Tehran’s collection of Modern art is said to be one of the world’s greatest, but most art lovers haven’t seen it—the majority has been locked away in storage at the city’s Museum of Contemporary Art (TMoCA) since 1979. So when 60 works—30 by western Modern megastars, and 30 by Iranian artists—were set to travel to Berlin for a 2016 exhibition, excitement was high. But after months of negotiations, cancellations, and new agreements fraught with diplomacy, Berlin finally pulled the plug on the show.
Now, it seems the next best thing for Berliners is an exhibition by Iranian photographer Jila Dejam, a onetime TMoCA insider, who captured behind-the-scenes moments from the collection’s very first installation at the museum and its crowded public opening in 1977.
“TMoCA Opening 1977,” on view until April 13 at the Box Freiraum gallery, marks the first time Dejam’s photographs are seen by the public. It is a timely show that would have coincided with the planned exhibition of the Shah Collection at Berlin’s Gemäldegalerie—the mysterious trove of artworks amassed by Farah Diba Pahlavi, the last empress of Iran.
The show’s promotional image—and the first photograph the viewer sees in the gallery—is of a person dancing in front of a 1927 painting by Pablo Picasso, Le Peintre et son modèle. Nothing about the photograph necessitates that it was taken in Iran, and the lack of audience in the photo makes for a striking image: who is this person, and why are they contorted in such a way inside a museum?
It is this lack of a feeling of place that would, just two years later, be one factor in the locking away of the museum’s collection of Western works by a star-studded list of names including Picasso, Braque, Giacometti, Duchamp, Calder, Pollock, Rauschenberg, Johns, Lichtenstein, and Warhol—thought today to be worth billions of dollars—into its basement.
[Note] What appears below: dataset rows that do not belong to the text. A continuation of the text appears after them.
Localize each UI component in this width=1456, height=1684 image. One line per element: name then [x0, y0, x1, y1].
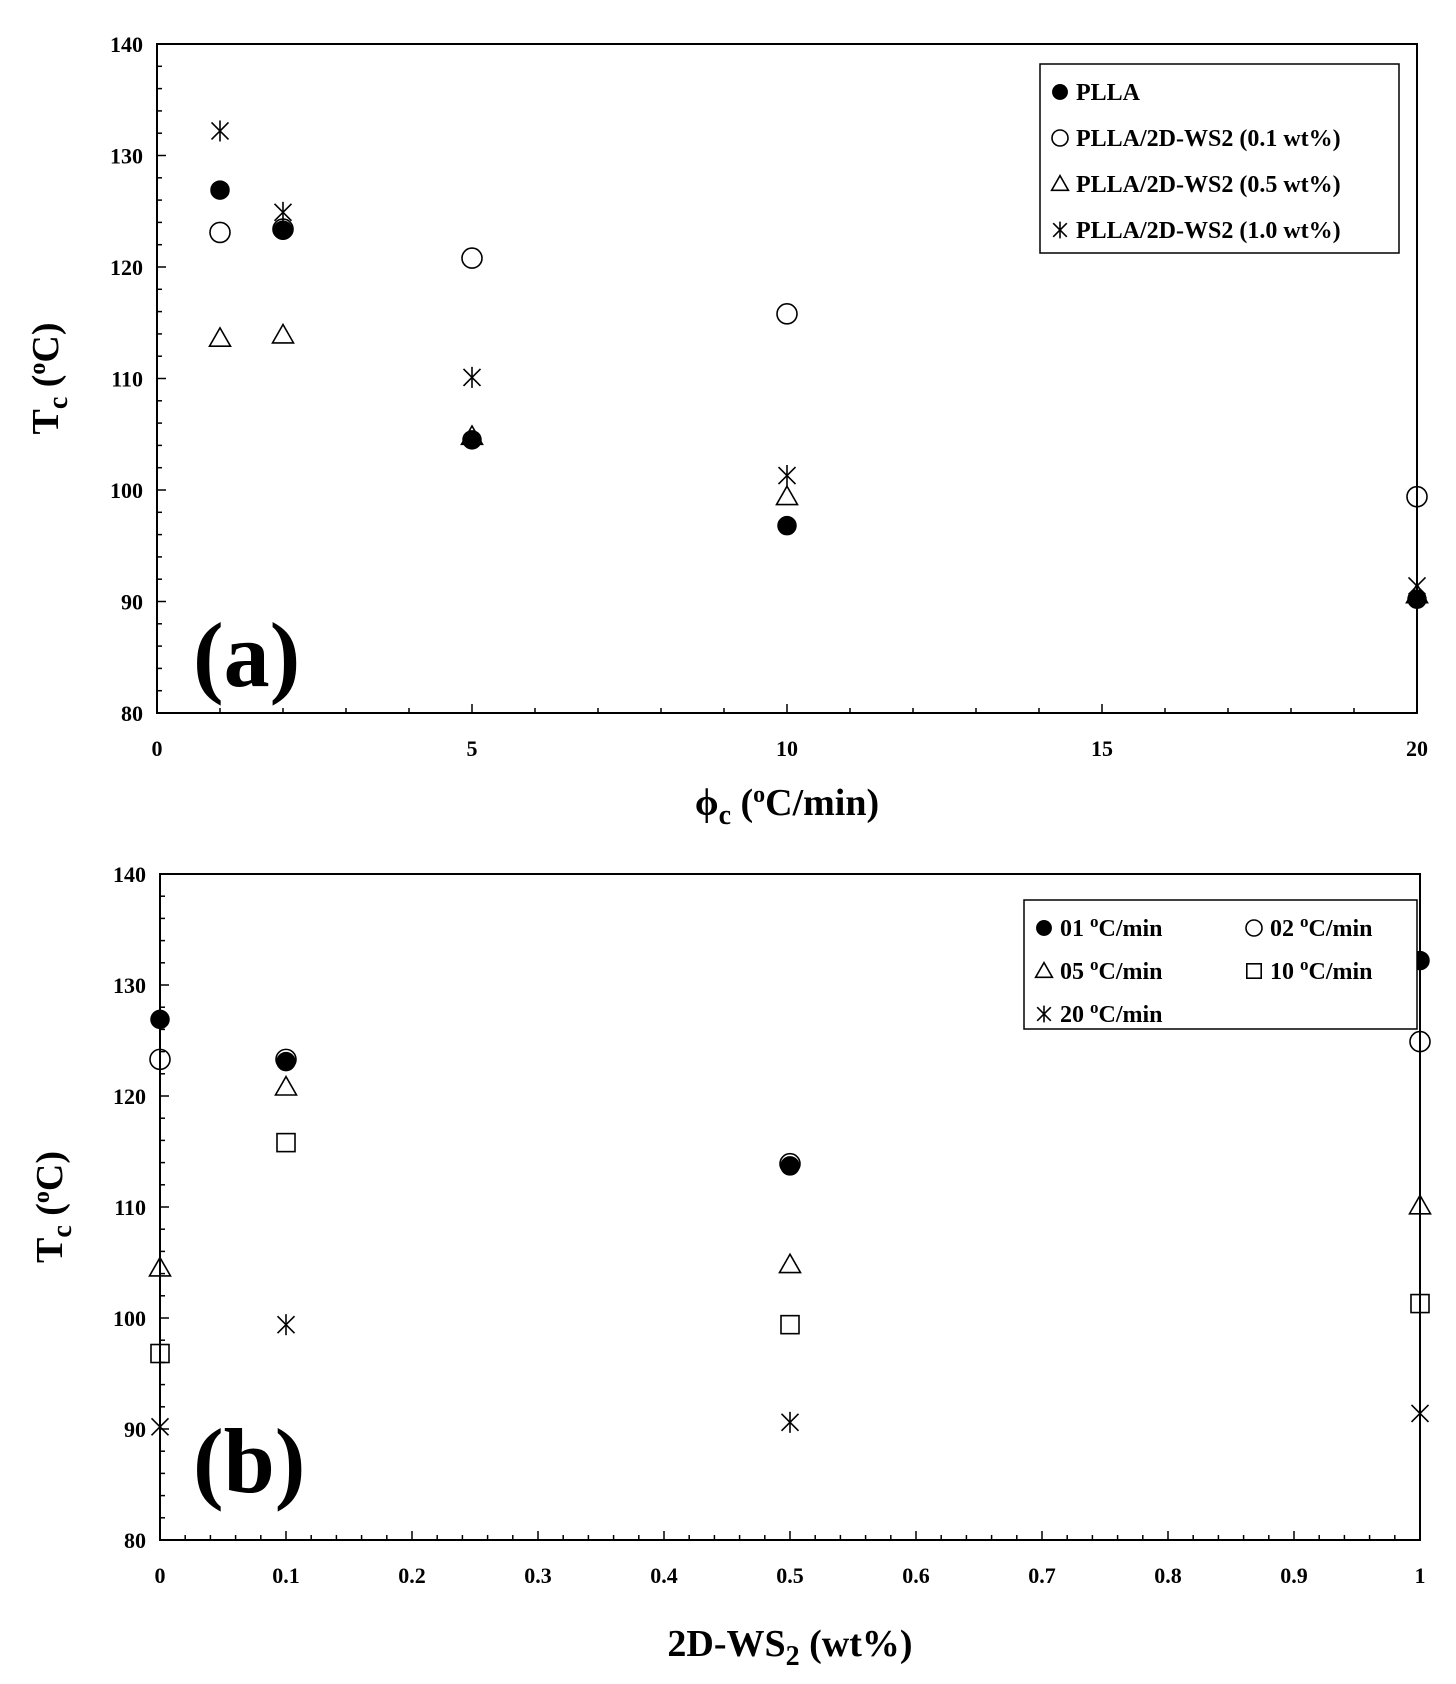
legend-marker [1051, 129, 1069, 147]
legend-marker [1050, 173, 1070, 192]
data-point [276, 1132, 296, 1153]
data-point [780, 1314, 800, 1335]
y-tick-label: 120 [113, 1084, 146, 1109]
x-tick-label: 0.2 [398, 1563, 426, 1588]
legend-label: PLLA [1076, 80, 1141, 106]
y-tick-label: 80 [121, 701, 143, 726]
data-point [273, 201, 293, 223]
panel-label: (a) [193, 604, 300, 706]
data-point [779, 1152, 801, 1175]
data-point [460, 424, 484, 446]
data-point [1406, 485, 1428, 508]
y-axis-title: Tc (oC) [29, 1151, 78, 1263]
chart-b: 80 90 100 110 120 130 140 0 0.1 0.2 0.3 0.4 0.5 0.6 0.… [29, 862, 1432, 1672]
x-tick-label: 0.6 [902, 1563, 930, 1588]
data-point [1408, 1193, 1432, 1215]
data-point [274, 1075, 298, 1096]
data-point [462, 366, 482, 388]
x-tick-label: 1 [1415, 1563, 1426, 1588]
data-point [780, 1411, 800, 1433]
data-point [210, 180, 230, 200]
legend-label: PLLA/2D-WS2 (1.0 wt%) [1076, 218, 1341, 244]
x-tick-label: 0.3 [524, 1563, 552, 1588]
x-tick-label: 0.9 [1280, 1563, 1308, 1588]
x-tick-label: 0.1 [272, 1563, 300, 1588]
data-point [150, 1343, 170, 1364]
data-point [210, 120, 230, 142]
legend-label: PLLA/2D-WS2 (0.5 wt%) [1076, 172, 1341, 198]
x-tick-label: 0 [152, 736, 163, 761]
legend: PLLA PLLA/2D-WS2 (0.1 wt%) PLLA/2D-WS2 (0.… [1039, 63, 1400, 254]
data-point [777, 515, 797, 536]
data-point [775, 484, 799, 506]
data-point [209, 221, 231, 244]
chart-a: 80 90 100 110 120 130 140 0 5 10 15 20 ϕc (oC/min) Tc… [25, 32, 1429, 831]
legend: 01 oC/min 02 oC/min 05 oC/min 10 oC/min 20 o… [1023, 899, 1418, 1030]
legend-label: 01 oC/min [1060, 912, 1163, 942]
data-point [1405, 582, 1429, 604]
y-tick-label: 130 [113, 973, 146, 998]
y-tick-label: 90 [124, 1417, 146, 1442]
y-tick-label: 100 [110, 478, 143, 503]
data-point [208, 326, 232, 348]
data-point [778, 1252, 802, 1274]
y-tick-label: 140 [113, 862, 146, 887]
axis-ticks [156, 43, 1418, 714]
legend-marker [1246, 963, 1263, 980]
y-tick-label: 120 [110, 255, 143, 280]
data-point [776, 303, 798, 325]
x-tick-label: 5 [467, 736, 478, 761]
x-axis-title: 2D-WS2 (wt%) [667, 1623, 912, 1672]
y-tick-label: 80 [124, 1528, 146, 1553]
data-point [1410, 1293, 1430, 1314]
x-tick-label: 0.7 [1028, 1563, 1056, 1588]
y-axis-title: Tc (oC) [25, 322, 74, 434]
x-tick-label: 15 [1091, 736, 1113, 761]
legend-marker [1245, 919, 1263, 937]
y-tick-label: 140 [110, 32, 143, 57]
data-point [275, 1048, 297, 1071]
legend-label: PLLA/2D-WS2 (0.1 wt%) [1076, 126, 1341, 152]
data-point [1407, 575, 1427, 597]
y-tick-label: 100 [113, 1306, 146, 1331]
data-point [1410, 1402, 1430, 1424]
legend-marker [1052, 84, 1068, 100]
legend-marker [1034, 960, 1054, 979]
x-tick-label: 0.8 [1154, 1563, 1182, 1588]
legend-label: 10 oC/min [1270, 955, 1373, 985]
legend-label: 20 oC/min [1060, 998, 1163, 1028]
x-tick-label: 0 [155, 1563, 166, 1588]
legend-label: 02 oC/min [1270, 912, 1373, 942]
legend-marker [1036, 1005, 1052, 1023]
legend-box [1039, 63, 1400, 254]
data-point [461, 247, 483, 269]
x-axis-title: ϕc (oC/min) [695, 782, 879, 831]
x-tick-label: 0.5 [776, 1563, 804, 1588]
data-points [208, 120, 1429, 610]
data-point [150, 1416, 170, 1438]
y-tick-label: 130 [110, 144, 143, 169]
legend-box [1023, 899, 1418, 1030]
data-point [276, 1314, 296, 1336]
data-point [777, 465, 797, 487]
x-tick-label: 10 [776, 736, 798, 761]
panel-label: (b) [193, 1410, 305, 1512]
x-tick-label: 0.4 [650, 1563, 678, 1588]
y-tick-label: 110 [114, 1195, 146, 1220]
data-point [462, 430, 482, 450]
y-tick-label: 110 [111, 367, 143, 392]
y-tick-label: 90 [121, 590, 143, 615]
x-tick-label: 20 [1406, 736, 1428, 761]
legend-label: 05 oC/min [1060, 955, 1163, 985]
data-point [1409, 1030, 1431, 1053]
legend-marker [1052, 221, 1068, 239]
legend-marker [1036, 920, 1052, 936]
data-point [149, 1048, 171, 1071]
data-point [148, 1255, 172, 1277]
data-point [150, 1009, 170, 1030]
axis-ticks [159, 873, 1421, 1541]
data-point [271, 322, 295, 344]
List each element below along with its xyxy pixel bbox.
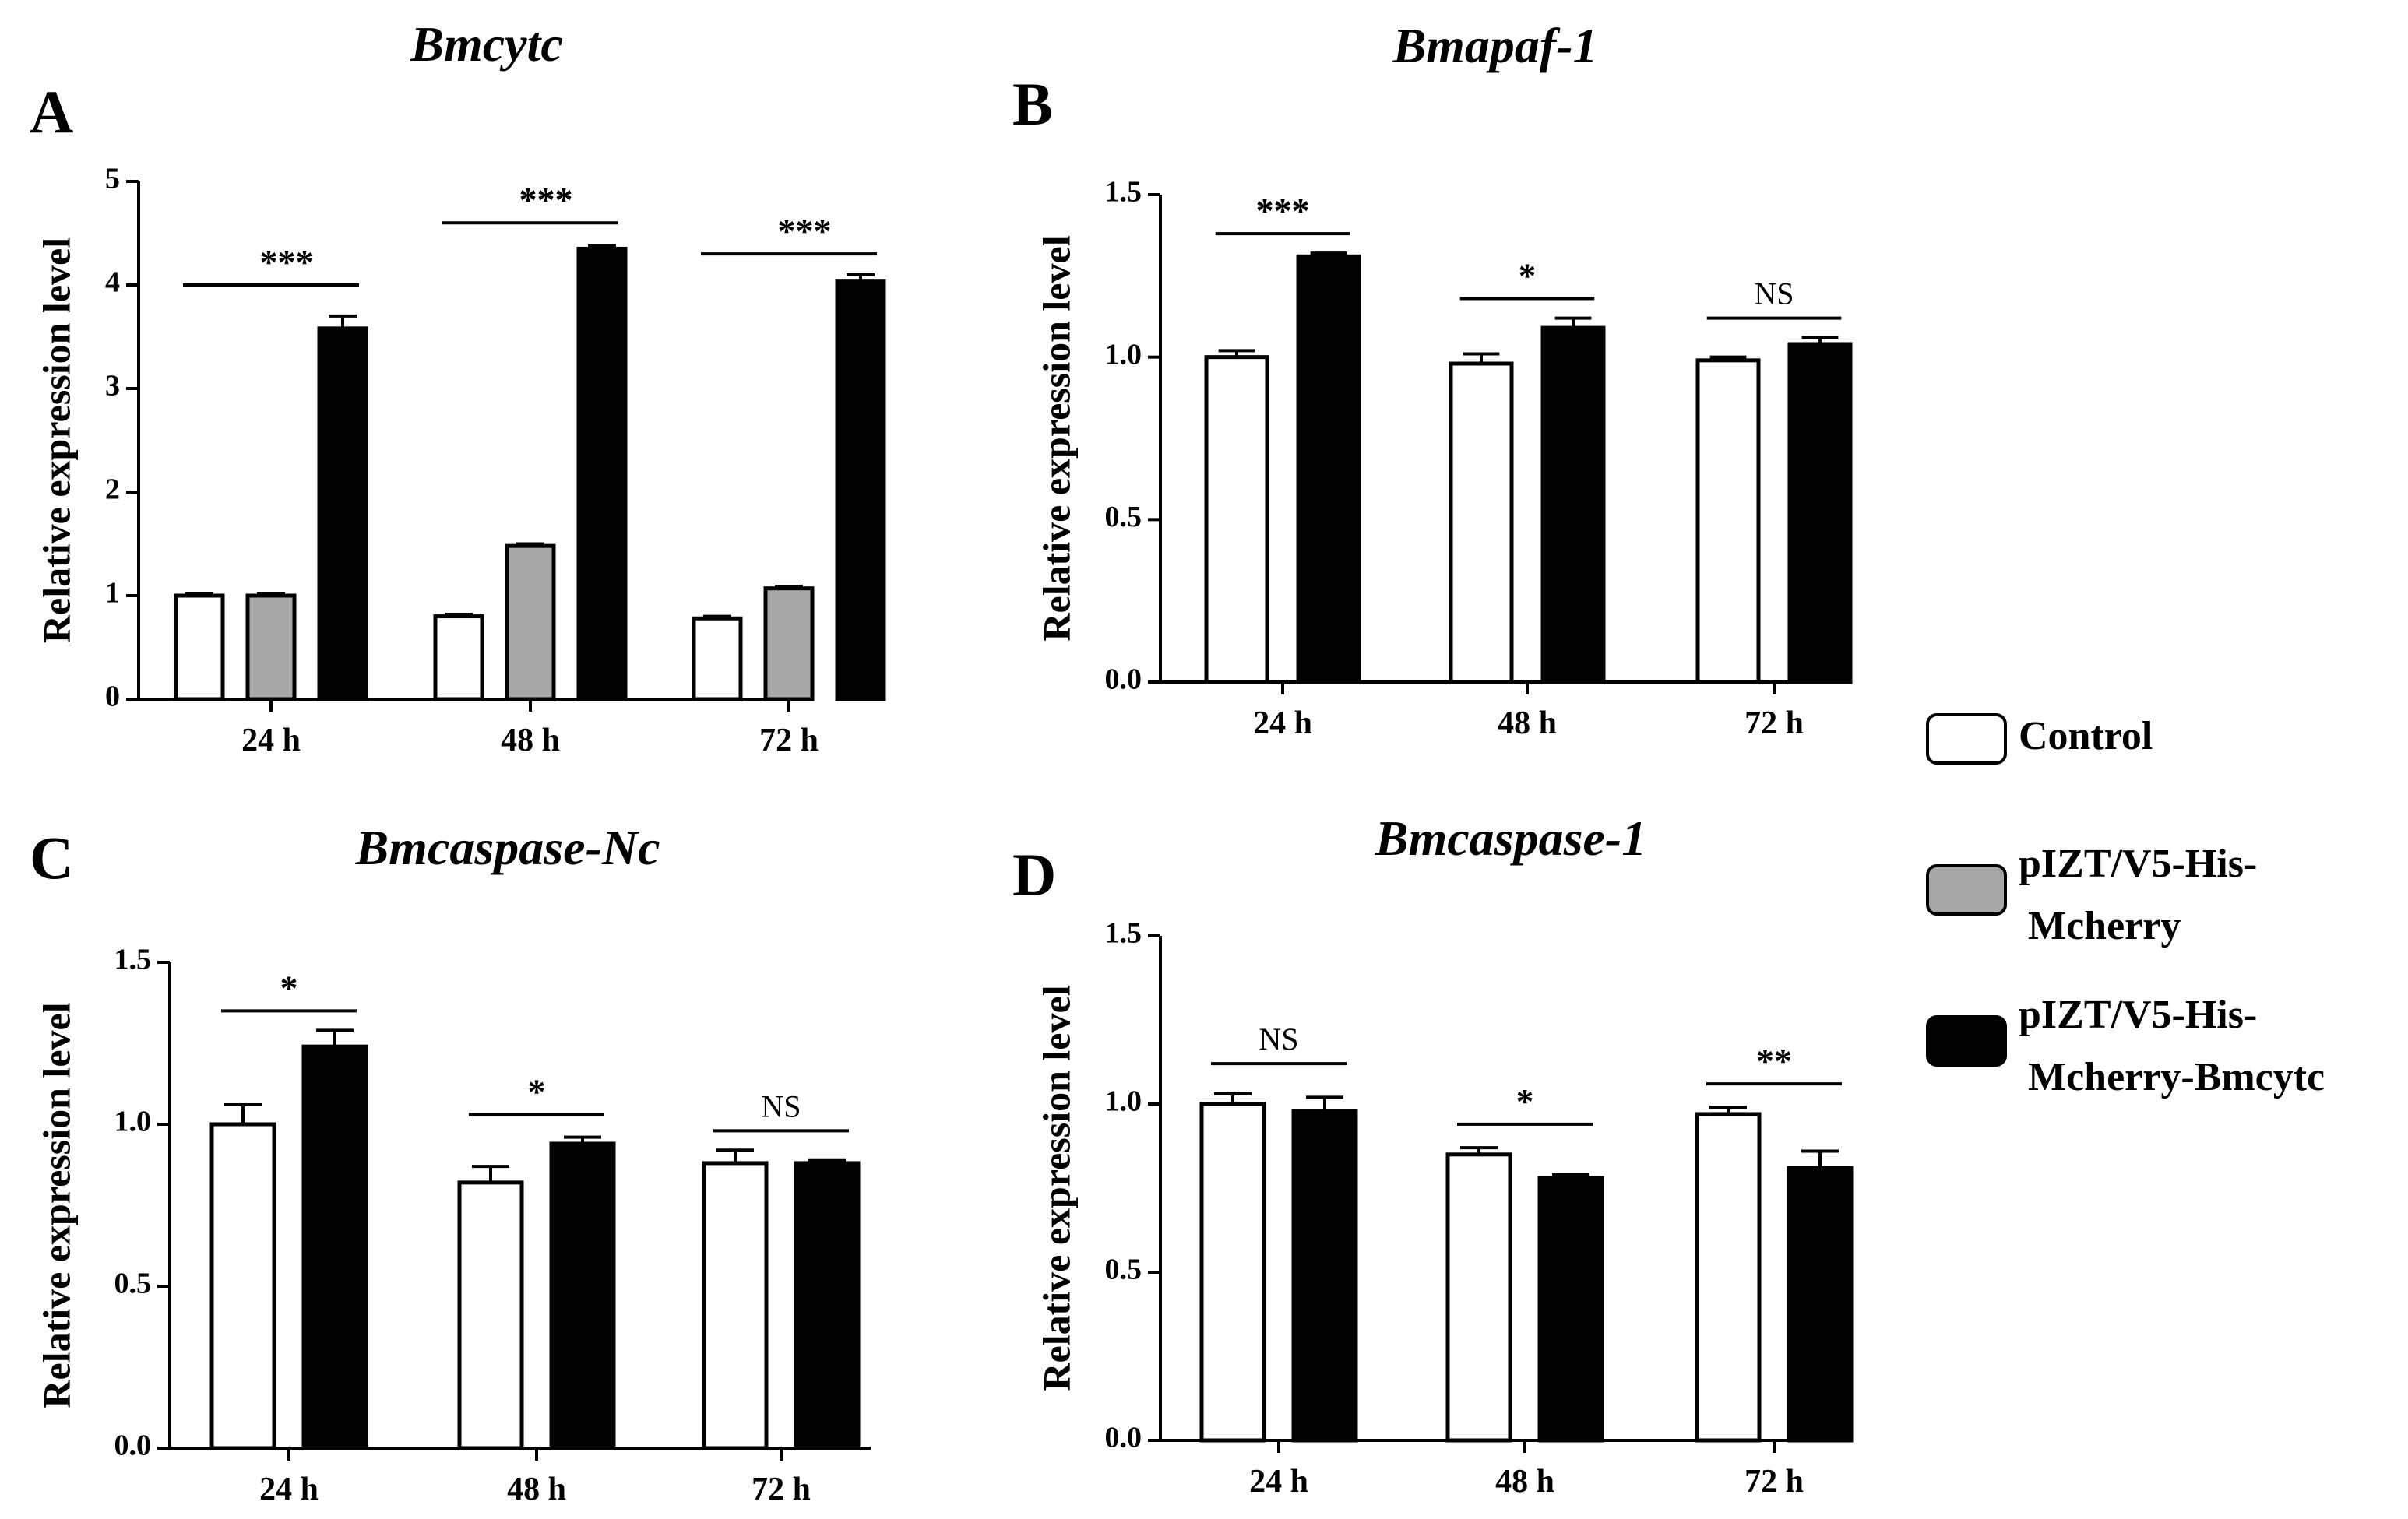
significance-label: *** (778, 211, 832, 251)
x-tick-label: 24 h (259, 1472, 319, 1507)
bar-control (433, 614, 484, 701)
legend-label: Mcherry (2028, 904, 2181, 948)
panel-letter: C (30, 824, 73, 891)
significance-label: *** (260, 242, 314, 282)
x-tick-label: 72 h (759, 723, 819, 758)
x-tick-label: 72 h (1744, 1464, 1804, 1500)
y-tick-label: 5 (105, 163, 120, 195)
bar-pizt-v5-his-mcherry (763, 586, 815, 701)
y-tick-label: 0.0 (114, 1429, 152, 1462)
bar-control (1199, 1102, 1266, 1443)
legend-swatch (1926, 713, 2007, 765)
y-axis-label: Relative expression level (1034, 235, 1078, 641)
bar-pizt-v5-his-mcherry-bmcytc (1540, 325, 1606, 684)
chart-title: Bmapaf-1 (1392, 18, 1597, 73)
significance-label: *** (519, 180, 573, 220)
bar-pizt-v5-his-mcherry-bmcytc (1787, 1166, 1854, 1443)
y-tick-label: 0 (105, 680, 120, 713)
panel-c: C Bmcaspase-Nc Relative expression level 0.… (30, 820, 871, 1507)
significance-label: * (280, 968, 298, 1007)
bar-control (1449, 361, 1514, 684)
x-tick-label: 48 h (1498, 705, 1557, 741)
significance-label: NS (1259, 1021, 1298, 1057)
panel-d: D Bmcaspase-1 Relative expression level 0.0… (1012, 810, 1854, 1500)
legend-item: pIZT/V5-His- Mcherry-Bmcytc (1926, 993, 2325, 1099)
x-tick-label: 24 h (1249, 1464, 1308, 1500)
legend-swatch (1926, 1015, 2007, 1067)
bar-pizt-v5-his-mcherry-bmcytc (1291, 1109, 1358, 1443)
panel-letter: D (1012, 841, 1056, 909)
y-tick-label: 3 (105, 370, 120, 403)
y-tick-label: 4 (105, 266, 120, 299)
x-tick-label: 24 h (241, 723, 301, 758)
chart-title: Bmcaspase-1 (1375, 810, 1646, 866)
significance-label: NS (761, 1088, 801, 1123)
y-tick-label: 1.0 (114, 1106, 152, 1138)
significance-label: * (1519, 256, 1537, 296)
legend-item: Control (1926, 713, 2153, 765)
panel-letter: B (1012, 70, 1053, 138)
panel-letter: A (30, 78, 73, 146)
x-tick-label: 48 h (501, 723, 560, 758)
bar-pizt-v5-his-mcherry-bmcytc (835, 279, 886, 701)
bar-pizt-v5-his-mcherry-bmcytc (576, 246, 628, 701)
bar-pizt-v5-his-mcherry-bmcytc (549, 1141, 616, 1450)
y-tick-label: 0.0 (1105, 1422, 1142, 1454)
panel-b: B Bmapaf-1 Relative expression level 0.0 0.5… (1012, 18, 1853, 741)
y-tick-label: 1.0 (1105, 338, 1142, 371)
y-tick-label: 0.5 (1105, 1254, 1142, 1286)
legend-label: pIZT/V5-His- (2019, 993, 2257, 1037)
bar-control (692, 616, 743, 701)
bar-pizt-v5-his-mcherry-bmcytc (1787, 342, 1853, 684)
y-tick-label: 1.5 (1105, 176, 1142, 209)
bar-pizt-v5-his-mcherry-bmcytc (1537, 1176, 1604, 1443)
y-axis-label: Relative expression level (34, 1002, 78, 1408)
x-tick-label: 24 h (1253, 705, 1312, 741)
y-tick-label: 0.0 (1105, 663, 1142, 696)
chart-title: Bmcaspase-Nc (354, 820, 660, 875)
legend-label: pIZT/V5-His- (2019, 842, 2257, 886)
legend-item: pIZT/V5-His- Mcherry (1926, 842, 2257, 948)
bar-pizt-v5-his-mcherry (245, 593, 297, 701)
bar-control (457, 1180, 524, 1450)
y-tick-label: 1.5 (114, 944, 152, 976)
bar-control (1204, 355, 1269, 684)
y-tick-label: 2 (105, 473, 120, 506)
bar-control (174, 593, 225, 701)
bar-control (1445, 1152, 1512, 1443)
x-tick-label: 48 h (507, 1472, 566, 1507)
legend-swatch (1926, 864, 2007, 916)
y-axis-label: Relative expression level (34, 237, 78, 643)
significance-label: *** (1256, 191, 1310, 230)
bar-control (702, 1161, 769, 1450)
bar-pizt-v5-his-mcherry (505, 543, 556, 701)
bar-control (209, 1122, 276, 1450)
bar-pizt-v5-his-mcherry-bmcytc (317, 326, 368, 701)
bar-pizt-v5-his-mcherry-bmcytc (794, 1161, 861, 1450)
bar-control (1695, 358, 1761, 684)
y-tick-label: 0.5 (1105, 501, 1142, 533)
x-tick-label: 72 h (1744, 705, 1804, 741)
y-tick-label: 1.5 (1105, 917, 1142, 950)
legend-label: Control (2019, 714, 2153, 758)
legend-label: Mcherry-Bmcytc (2028, 1055, 2325, 1099)
y-tick-label: 0.5 (114, 1268, 152, 1300)
y-tick-label: 1 (105, 577, 120, 610)
bar-control (1695, 1112, 1762, 1443)
significance-label: * (1516, 1081, 1534, 1121)
bar-pizt-v5-his-mcherry-bmcytc (301, 1044, 368, 1450)
chart-title: Bmcytc (410, 16, 562, 72)
significance-label: ** (1756, 1041, 1792, 1081)
legend: Control pIZT/V5-His- Mcherry pIZT/V5-His- Mc… (1926, 713, 2325, 1099)
x-tick-label: 72 h (752, 1472, 811, 1507)
significance-label: NS (1754, 276, 1794, 311)
panel-a: A Bmcytc Relative expression level 0 1 2 3 4 5 24… (30, 16, 886, 758)
bar-pizt-v5-his-mcherry-bmcytc (1296, 254, 1361, 684)
x-tick-label: 48 h (1495, 1464, 1554, 1500)
y-axis-label: Relative expression level (1034, 985, 1078, 1391)
significance-label: * (528, 1072, 546, 1112)
y-tick-label: 1.0 (1105, 1085, 1142, 1118)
Farah Diba Pahlavi’s husband, Shah Mohammad Reza Pahlavi, was overthrown in 1979 by Islamic revolutionaries, many of whom believed the country was sick with a case of Gharbzadegi: “Westitis,” “Westoxification,” or “Euromania,” an obsession with Western art and culture that obscured Iranian identity.
Before the revolution, evidenced by Dejam’s photographs, Iran indeed had an aesthetic dialogue with the west. The TMoCA building itself, designed by the empress’s cousin, Kamran Diba, is an amalgam of Persian and Western styles, with a winding interior walkway that screams “Guggenheim New York.” The opening was met with much fanfare from the public, who are immortalized wearing the same wide collars, bell-bottoms, and bushy mustaches as their American counterparts at the time.
Dejam captured the vernissage crowd packed into the museum and its courtyard, watching a number of performances that are, unfortunately, unidentified. Performers in costume—two in red bodysuits with fringed wings, for example, or two men in leather vests and white disco pants—part crowds with actions that the contemporary viewer can only speculate on what they could have entailed.
The photos also show the days leading up to the opening. On one wall, a series of four in black and white capture the installation of Noriyuki Haraguchi’s first Oil Pool, which debuted at Documenta 6 in 1977, and has been on view at the TMoCA since day one. Art handlers carefully pour large tubs of oil into a large, low pool, creating eerie scenes that evoke more of a feeling of some sort of mystical ritual or crime scene, rather than an artwork being installed.
On another wall, a glamorous Farah Diba is seen examining Jackson Pollock’s 1950 Mural on Indian Red Ground, and George Braque’s 1927 still-life Guitare, fruits et pichet. Part documentary and part artworks in their own right, Dejam’s exhibition shows the TMoCA in a way that is truly rare.
“TMoCA Opening 1977” is on view until April 13, 2017 at the Box Freiraum Gallery in Berlin.